Today in church someone said, "I finally know the difference between being patient and waiting impatiently for a very long time." That struck me. I could say that I have been patient in waiting for things for 20 years, but in reality I have been impatiently waiting for the duration of that time. It was an epiphany to me.
We're coming back into autumn for the 42nd time of my life. Each time seems refreshingly new. I think I may be appreciating it more since I'm drifting into the autumn season of my life. I love the harvest (of other gardens...we'll discuss mine some other time!) and the Farmer's market, the pumpkin and apples and squashes. I like the heavier foods that come with autumn, the soups and breads and pies. I like the heavier clothes, the jeans and sweaters and flannel PJ pants. I don't like the heavier body that tends to follow along with the season. Hmmm...

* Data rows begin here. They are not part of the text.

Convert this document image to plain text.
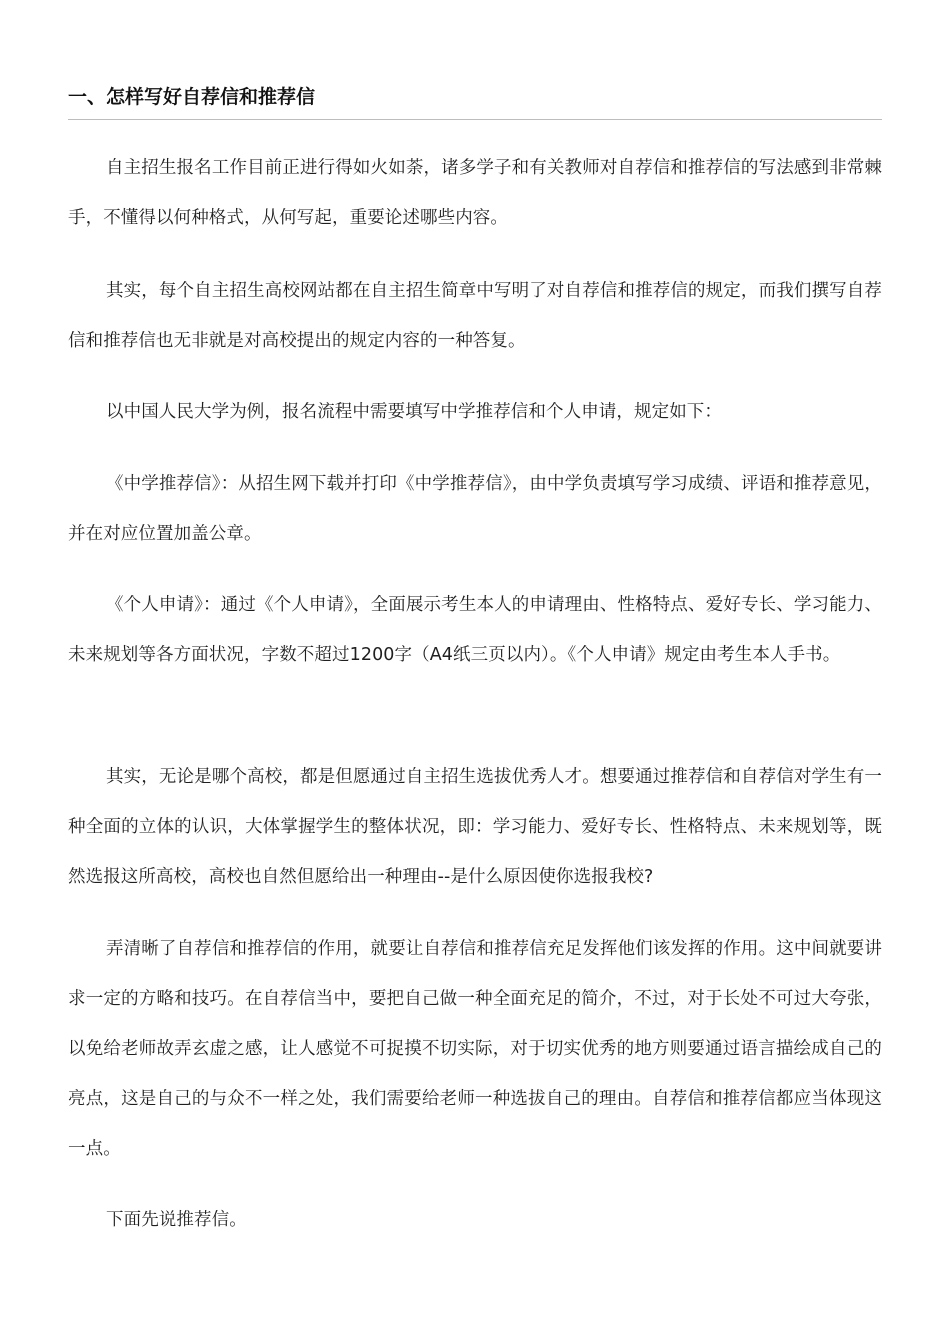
一、怎样写好自荐信和推荐信

自主招生报名工作目前正进行得如火如荼，诸多学子和有关教师对自荐信和推荐信的写法感到非常棘手，不懂得以何种格式，从何写起，重要论述哪些内容。

其实，每个自主招生高校网站都在自主招生简章中写明了对自荐信和推荐信的规定，而我们撰写自荐信和推荐信也无非就是对高校提出的规定内容的一种答复。

以中国人民大学为例，报名流程中需要填写中学推荐信和个人申请，规定如下：

《中学推荐信》：从招生网下载并打印《中学推荐信》，由中学负责填写学习成绩、评语和推荐意见，并在对应位置加盖公章。

《个人申请》：通过《个人申请》，全面展示考生本人的申请理由、性格特点、爱好专长、学习能力、未来规划等各方面状况，字数不超过1200字（A4纸三页以内）。《个人申请》规定由考生本人手书。

其实，无论是哪个高校，都是但愿通过自主招生选拔优秀人才。想要通过推荐信和自荐信对学生有一种全面的立体的认识，大体掌握学生的整体状况，即：学习能力、爱好专长、性格特点、未来规划等，既然选报这所高校，高校也自然但愿给出一种理由--是什么原因使你选报我校?

弄清晰了自荐信和推荐信的作用，就要让自荐信和推荐信充足发挥他们该发挥的作用。这中间就要讲求一定的方略和技巧。在自荐信当中，要把自己做一种全面充足的简介，不过，对于长处不可过大夸张，以免给老师故弄玄虚之感，让人感觉不可捉摸不切实际，对于切实优秀的地方则要通过语言描绘成自己的亮点，这是自己的与众不一样之处，我们需要给老师一种选拔自己的理由。自荐信和推荐信都应当体现这一点。

下面先说推荐信。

I am finishing up the hCG. I stalled out after 2.5 weeks. So I have to live with only 15 pounds off for this one. Now the trick is to set point my body here so I don't grow out of the pants and sweaters with all those pies and breads. I'll probably try a 3rd cycle in January - after the holidays when I'll be mentally ready for it again. I am content with where I'm at right now though. I fit into [most] of my clothes now, I can teach yoga without feeling self conscious, and I can jump rope with no difficulty.
My job is going well. I do find myself holding and cuddling Enoch more, I miss being mom 24/7 a bit. I've been so blessed to have been able to do that. I am still blessed to have found the perfect job and have a husband who does projects around the house and takes the kids to the park and play groups during the day. He's also a great teacher for Danni. He is an amazing man!!